Bulletin des transports : On a l’impression que l’annonce de la fermeture de la gare routière de Bercy-Seine vous a pris de cours…
Ingrid Mareschal : Une décision de ce genre, qui peut conduire au pire des scénarios, c’est-à-dire à la remise en cause des « cars Macron » en service depuis 2015, fait en général l’objet d’une concertation avec les principaux acteurs, assortie de solutions alternatives. L’annonce dans la presse du premier adjoint à la mairie de Paris est unilatérale et précipitée. Emmanuel Grégoire mentionne aussi le non-renouvellement de la Délégation de service public (DSP) confiée à la SAEMES (1) pour un usage par les autocars de services librement organisés. La FNTV a rédigé un courrier pour lui demander un rendez-vous ; nous n’avons pas obtenu de réponse à ce jour.

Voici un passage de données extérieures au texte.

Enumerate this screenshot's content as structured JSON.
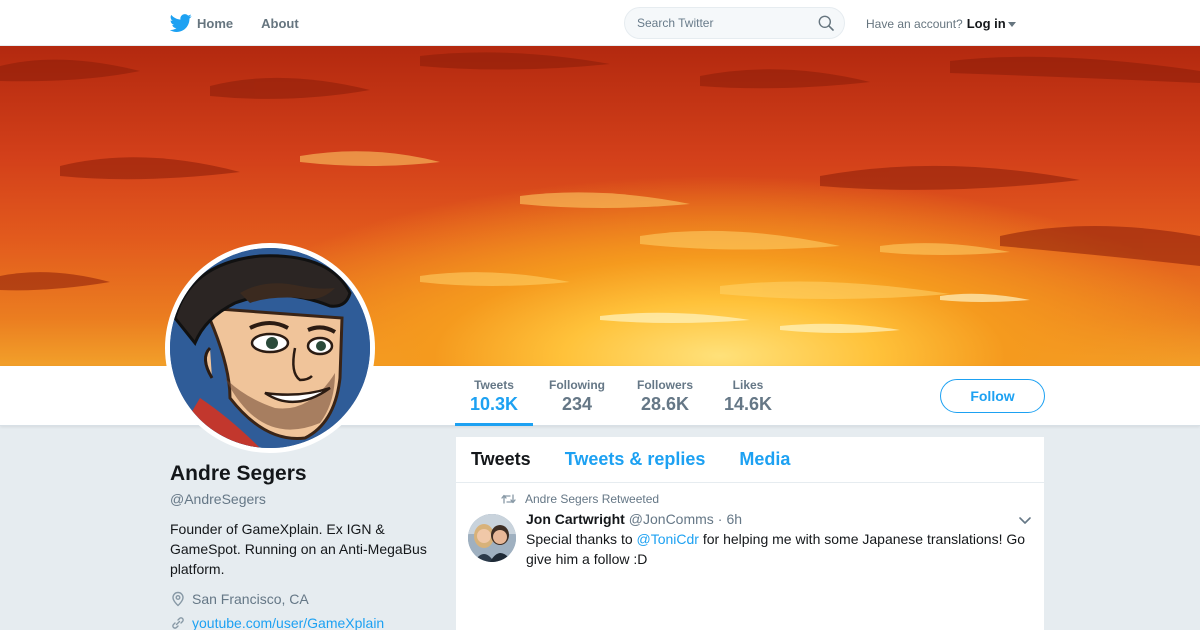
{
  "nav": {
    "home_label": "Home",
    "about_label": "About",
    "search_placeholder": "Search Twitter",
    "account_prompt": "Have an account?",
    "login_label": "Log in"
  },
  "profile_nav": {
    "stats": [
      {
        "label": "Tweets",
        "value": "10.3K"
      },
      {
        "label": "Following",
        "value": "234"
      },
      {
        "label": "Followers",
        "value": "28.6K"
      },
      {
        "label": "Likes",
        "value": "14.6K"
      }
    ],
    "follow_label": "Follow"
  },
  "profile": {
    "name": "Andre Segers",
    "handle": "@AndreSegers",
    "bio": "Founder of GameXplain. Ex IGN & GameSpot. Running on an Anti-MegaBus platform.",
    "location": "San Francisco, CA",
    "website": "youtube.com/user/GameXplain"
  },
  "timeline": {
    "tabs": [
      "Tweets",
      "Tweets & replies",
      "Media"
    ],
    "tweet": {
      "retweet_notice": "Andre Segers Retweeted",
      "author": "Jon Cartwright",
      "handle": "@JonComms",
      "separator": "·",
      "time": "6h",
      "text_before": "Special thanks to ",
      "mention": "@ToniCdr",
      "text_after": " for helping me with some Japanese translations! Go give him a follow :D"
    }
  },
  "colors": {
    "brand": "#1da1f2",
    "page_bg": "#e6ecf0",
    "text": "#14171a",
    "muted": "#657786"
  },
  "icons": [
    "twitter-bird-icon",
    "search-icon",
    "caret-down-icon",
    "location-pin-icon",
    "link-icon",
    "retweet-icon",
    "chevron-down-icon"
  ]
}
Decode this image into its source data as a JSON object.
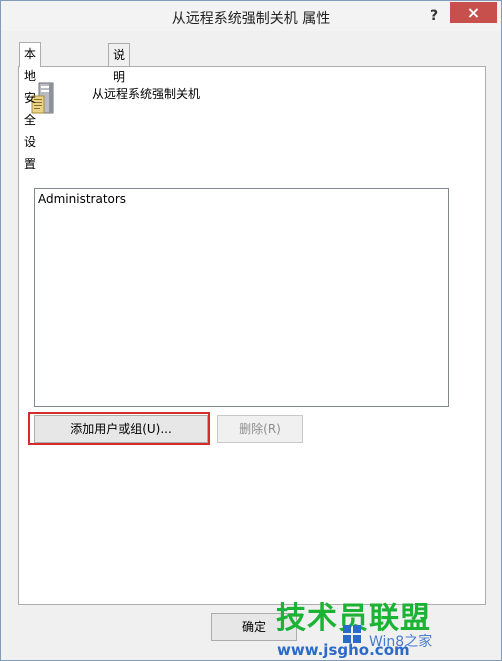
{
  "window": {
    "title": "从远程系统强制关机 属性",
    "help": "?",
    "close": "×"
  },
  "tabs": [
    {
      "label": "本地安全设置",
      "active": true
    },
    {
      "label": "说明",
      "active": false
    }
  ],
  "policy": {
    "name": "从远程系统强制关机",
    "icon": "server-icon"
  },
  "users": [
    "Administrators"
  ],
  "buttons": {
    "add": "添加用户或组(U)...",
    "remove": "删除(R)",
    "ok": "确定"
  },
  "watermark": {
    "main": "技术员联盟",
    "sub": "Win8之家",
    "url": "www.jsgho.com"
  },
  "colors": {
    "highlight": "#d62b2b",
    "close": "#c7504c",
    "watermark_green": "#1cb335",
    "watermark_blue": "#2a6ac8"
  }
}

BTL : Vous alertez pourtant régulièrement la mairie sur l’état de cette gare routière.
I. M. : Depuis des années, la FNTV se plaint de son inadaptation aux flux des cars à accueillir. Bercy-Seine a été une solution provisoire pour combler la fermeture de la gare de Pershing, située porte Maillot. Sans compter qu’elle n’est pas assez propre et sécurisée : Flixbus et BlaBlaCar sont obligés de pallier le manque d’entretien et de recruter des agents de sécurité privée (2).

BTL : Massification du trafic d’autocars, incivilités, mauvaise gestion des opérateurs, ce sont les arguments avancés par la mairie de Paris. Qu’en pensez-vous ?
I. M. :  Nous demandons que les usagers puissent s’asseoir correctement, avoir des toilettes décentes et des distributeurs de boissons. La majorité des capitales en Europe disposent de gares routières dignes de ce nom !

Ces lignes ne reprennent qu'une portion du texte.